Yesterday, he gave an address to the service of remembrance at Portsmouth Anglican Cathedral.
He told the congregation: ‘We are here in remembrance to those who lost their lives and those whose lives are scarred by the loss of those that they held dear.’
Afterwards, he told The News: ‘It was a great privilege to be here and to be invited to give the address.
‘It brought back memories of getting very close to people and the questions I was asked at the time.
‘The thing I was most conscious of today was the sense of camaraderie here.
‘The cathedral was full and there was a tangible sense of everyone being joined together by a common experience. The war may have lasted just a few months, but the affect on people’s lives has been immense.
‘People are still living with the memories and they are not memories that you can walk away from. That’s why this was a very important thing to do.’
Islander reads a prayer
A FALKLAND Islander yesterday led tributes to Britain’s armed forces who liberated her home.
Professor June Purvis, who was born in Port Stanley, read a prayer at the remembrance service at Portsmouth Cathedral in Old Portsmouth.
She had moved to Portsmouth in 1972 – a decade before Argentina invaded.
But she remains grateful that Britain took back the territory and freed her family and friends who were invaded.
She said: ‘I feel very proud and I’d like to give thanks to the people of Portsmouth and all the armed forces that helped liberate the islands.
‘I still know a lot of people living there, obviously, and they all think of themselves as very British.
‘They were all horrified that Argentina invaded and they are very grateful to all those who liberated the islands.’
Prof Purvis, who lives in Farlington, is Professor of Women’s and Gender History at the University of Portsmouth.
She said: ‘I feel honoured to have been asked to read a prayer today.
‘I was quite nervous about it to be honest, but it was a good way of honouring all those people who died and all those who suffered horrific injuries to free the Falkland Islands.’

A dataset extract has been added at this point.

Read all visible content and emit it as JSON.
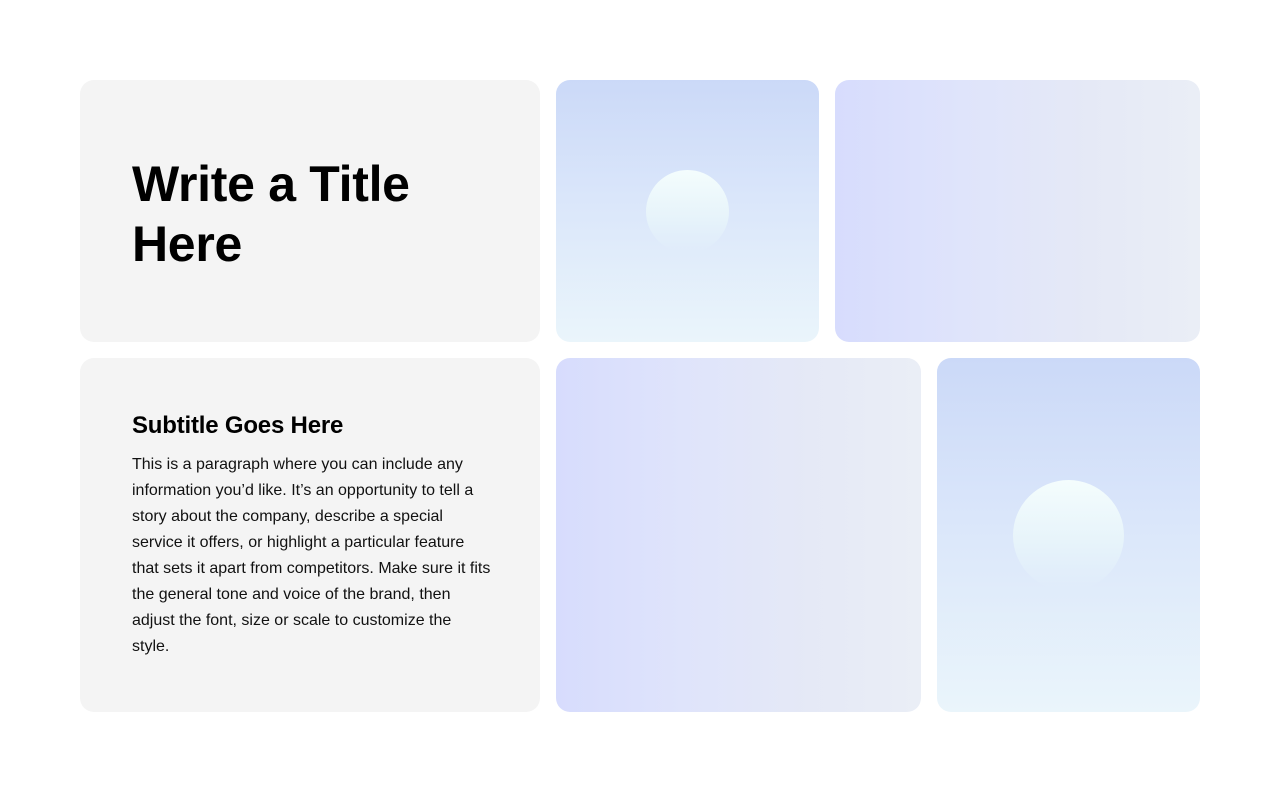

Also present at the Falklands 30 service was Portsmouth City Council leader Cllr Gerald Vernon-Jackson.
He said: ‘It’s a day to remember the people who sailed from this city to defend the Falklands and to defend people’s right to choose who governs them.
‘It’s right that we remember them in Portsmouth. This is where the Task Force left from and this is the home of the Royal Navy.
‘We need to remember conflicts this way – not just the ones from history but also the ones we’re involved in today.
‘There are brave people who do not come home from war and people grieve for them each and every day.’